Objective: An anti-hepatitis A virus seroprevalence survey was performed in 1997 in 1052 French army recruits (mean age: 21.2 years). To describe epidemiological trends, the current pattern was compared to previous results obtained by similar methods in 1985, 1990 and 1993.
Results: In 1997, overall anti-hepatitis A virus seroprevalence was 11.5%. The greatest risk factor of hepatitis A infection was related to travel in intermediate or highly endemic areas for hepatitis A virus: 46% of overseas residents (odds ratio = 10.3), 28% of recruits who had travelled in developing countries (odds ratio = 3.7) and 7.65% of French living in industrialised countries are anti-hepatitis A virus antibody positive. Moreover, seroprevalence was higher in subjects with a history of icteria (adjusted odds ratio = 3.5) and families with at least 3 children (adjusted odds ratio = 3). No association was found with drinking water, socioeconomic status such as baccalaureat degree, or parents profession. The seroepidemiological shift of hepatitis A, as assessed in three previous studies, shows a marked decrease of 20% in 12 years from 30.4% in 1985, to 21.3% in 1990, to 16.3% in 1993, and to 11.5% in 1997. The decrease in the prevalence of anti-hepatitis A virus was more marked in young adults who had never travelled in endemic countries (decrease of 20%) than those who had visited or lived in developing countries (decrease of 10%).

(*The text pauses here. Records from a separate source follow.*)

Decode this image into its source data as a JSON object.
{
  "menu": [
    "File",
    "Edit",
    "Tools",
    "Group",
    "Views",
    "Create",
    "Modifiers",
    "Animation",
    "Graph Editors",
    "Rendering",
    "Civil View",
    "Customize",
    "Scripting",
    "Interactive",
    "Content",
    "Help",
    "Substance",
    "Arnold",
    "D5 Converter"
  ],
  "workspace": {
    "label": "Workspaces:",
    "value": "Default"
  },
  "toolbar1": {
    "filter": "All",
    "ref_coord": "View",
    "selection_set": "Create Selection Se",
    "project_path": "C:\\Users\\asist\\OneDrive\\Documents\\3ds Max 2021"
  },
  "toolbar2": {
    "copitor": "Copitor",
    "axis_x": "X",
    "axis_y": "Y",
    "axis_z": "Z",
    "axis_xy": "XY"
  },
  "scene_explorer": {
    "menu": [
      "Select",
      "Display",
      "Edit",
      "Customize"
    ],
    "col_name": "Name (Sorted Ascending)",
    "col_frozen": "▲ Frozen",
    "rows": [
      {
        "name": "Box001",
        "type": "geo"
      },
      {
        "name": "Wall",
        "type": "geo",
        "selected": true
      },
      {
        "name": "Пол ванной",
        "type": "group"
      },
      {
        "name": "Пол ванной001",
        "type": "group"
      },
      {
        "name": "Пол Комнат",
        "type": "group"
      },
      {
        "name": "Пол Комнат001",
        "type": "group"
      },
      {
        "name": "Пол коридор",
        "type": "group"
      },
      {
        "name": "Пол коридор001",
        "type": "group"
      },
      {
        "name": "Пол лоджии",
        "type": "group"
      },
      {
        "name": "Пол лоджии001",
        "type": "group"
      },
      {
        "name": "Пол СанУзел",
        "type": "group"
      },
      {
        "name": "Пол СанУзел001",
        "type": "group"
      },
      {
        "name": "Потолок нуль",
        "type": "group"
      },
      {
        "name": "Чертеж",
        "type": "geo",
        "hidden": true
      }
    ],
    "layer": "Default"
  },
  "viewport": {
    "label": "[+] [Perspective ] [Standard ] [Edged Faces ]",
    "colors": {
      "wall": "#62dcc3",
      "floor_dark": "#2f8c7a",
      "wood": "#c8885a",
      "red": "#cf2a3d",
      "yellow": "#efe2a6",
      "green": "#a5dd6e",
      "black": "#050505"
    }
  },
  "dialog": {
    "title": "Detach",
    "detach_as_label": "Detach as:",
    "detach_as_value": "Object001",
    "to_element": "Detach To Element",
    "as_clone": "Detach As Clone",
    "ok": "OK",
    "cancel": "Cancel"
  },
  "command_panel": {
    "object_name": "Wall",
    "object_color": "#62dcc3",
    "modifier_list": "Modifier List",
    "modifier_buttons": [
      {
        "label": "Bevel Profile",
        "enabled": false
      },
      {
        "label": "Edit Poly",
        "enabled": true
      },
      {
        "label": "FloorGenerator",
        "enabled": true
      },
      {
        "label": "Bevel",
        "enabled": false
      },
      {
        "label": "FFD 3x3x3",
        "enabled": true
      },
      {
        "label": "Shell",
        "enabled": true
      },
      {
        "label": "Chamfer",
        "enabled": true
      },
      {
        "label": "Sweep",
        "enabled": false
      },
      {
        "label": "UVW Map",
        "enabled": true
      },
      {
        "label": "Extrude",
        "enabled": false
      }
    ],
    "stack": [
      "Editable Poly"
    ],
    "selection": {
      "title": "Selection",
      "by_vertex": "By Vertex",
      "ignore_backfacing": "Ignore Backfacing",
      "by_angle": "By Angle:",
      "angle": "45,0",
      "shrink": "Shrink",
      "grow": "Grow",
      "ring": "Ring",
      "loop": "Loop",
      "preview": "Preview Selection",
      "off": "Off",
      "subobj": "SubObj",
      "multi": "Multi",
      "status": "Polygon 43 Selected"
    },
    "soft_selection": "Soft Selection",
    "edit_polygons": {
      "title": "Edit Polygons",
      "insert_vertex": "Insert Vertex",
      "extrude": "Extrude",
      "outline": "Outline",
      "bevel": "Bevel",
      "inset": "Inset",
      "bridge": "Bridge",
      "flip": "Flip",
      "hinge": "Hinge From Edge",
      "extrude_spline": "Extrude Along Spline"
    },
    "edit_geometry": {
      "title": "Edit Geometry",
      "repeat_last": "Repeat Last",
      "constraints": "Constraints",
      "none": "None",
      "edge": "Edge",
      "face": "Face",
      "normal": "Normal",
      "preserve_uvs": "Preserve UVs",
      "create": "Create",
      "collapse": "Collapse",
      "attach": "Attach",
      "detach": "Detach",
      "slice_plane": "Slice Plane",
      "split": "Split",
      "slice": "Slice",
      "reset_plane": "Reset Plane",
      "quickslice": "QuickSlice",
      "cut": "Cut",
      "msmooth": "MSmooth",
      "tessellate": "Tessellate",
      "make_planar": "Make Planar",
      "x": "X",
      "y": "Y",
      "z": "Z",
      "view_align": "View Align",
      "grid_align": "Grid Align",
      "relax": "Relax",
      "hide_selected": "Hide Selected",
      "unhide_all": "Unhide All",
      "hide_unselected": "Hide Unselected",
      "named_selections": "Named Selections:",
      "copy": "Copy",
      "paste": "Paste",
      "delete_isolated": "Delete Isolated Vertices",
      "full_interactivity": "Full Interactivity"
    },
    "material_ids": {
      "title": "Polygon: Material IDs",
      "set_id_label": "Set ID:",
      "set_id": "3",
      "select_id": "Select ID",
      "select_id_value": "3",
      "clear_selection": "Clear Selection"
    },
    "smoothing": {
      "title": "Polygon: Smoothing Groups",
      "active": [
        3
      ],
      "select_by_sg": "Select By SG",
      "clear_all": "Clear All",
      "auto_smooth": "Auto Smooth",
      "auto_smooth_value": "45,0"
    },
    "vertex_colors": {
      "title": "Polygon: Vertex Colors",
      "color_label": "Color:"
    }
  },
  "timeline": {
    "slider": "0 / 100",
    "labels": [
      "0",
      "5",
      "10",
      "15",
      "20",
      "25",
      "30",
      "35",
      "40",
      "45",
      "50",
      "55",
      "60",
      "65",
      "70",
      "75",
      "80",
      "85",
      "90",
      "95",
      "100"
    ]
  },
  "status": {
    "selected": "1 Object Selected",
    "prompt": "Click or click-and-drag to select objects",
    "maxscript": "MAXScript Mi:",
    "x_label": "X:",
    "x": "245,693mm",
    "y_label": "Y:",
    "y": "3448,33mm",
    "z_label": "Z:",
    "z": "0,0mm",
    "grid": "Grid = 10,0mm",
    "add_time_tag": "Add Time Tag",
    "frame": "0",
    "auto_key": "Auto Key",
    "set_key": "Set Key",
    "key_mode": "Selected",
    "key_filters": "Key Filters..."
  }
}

Conclusion: Although France is not highly endemic for hepatitis A thanks to improved hygiene and housing conditions over the past 20 years, a pattern of intermediate endemicity was seen in French overseas areas in which the risk of outbreaks of hepatitis A was higher. The decrease in anti-hepatitis A virus seroprevalence in French youth can be used to draft a public health policy for hepatitis A control.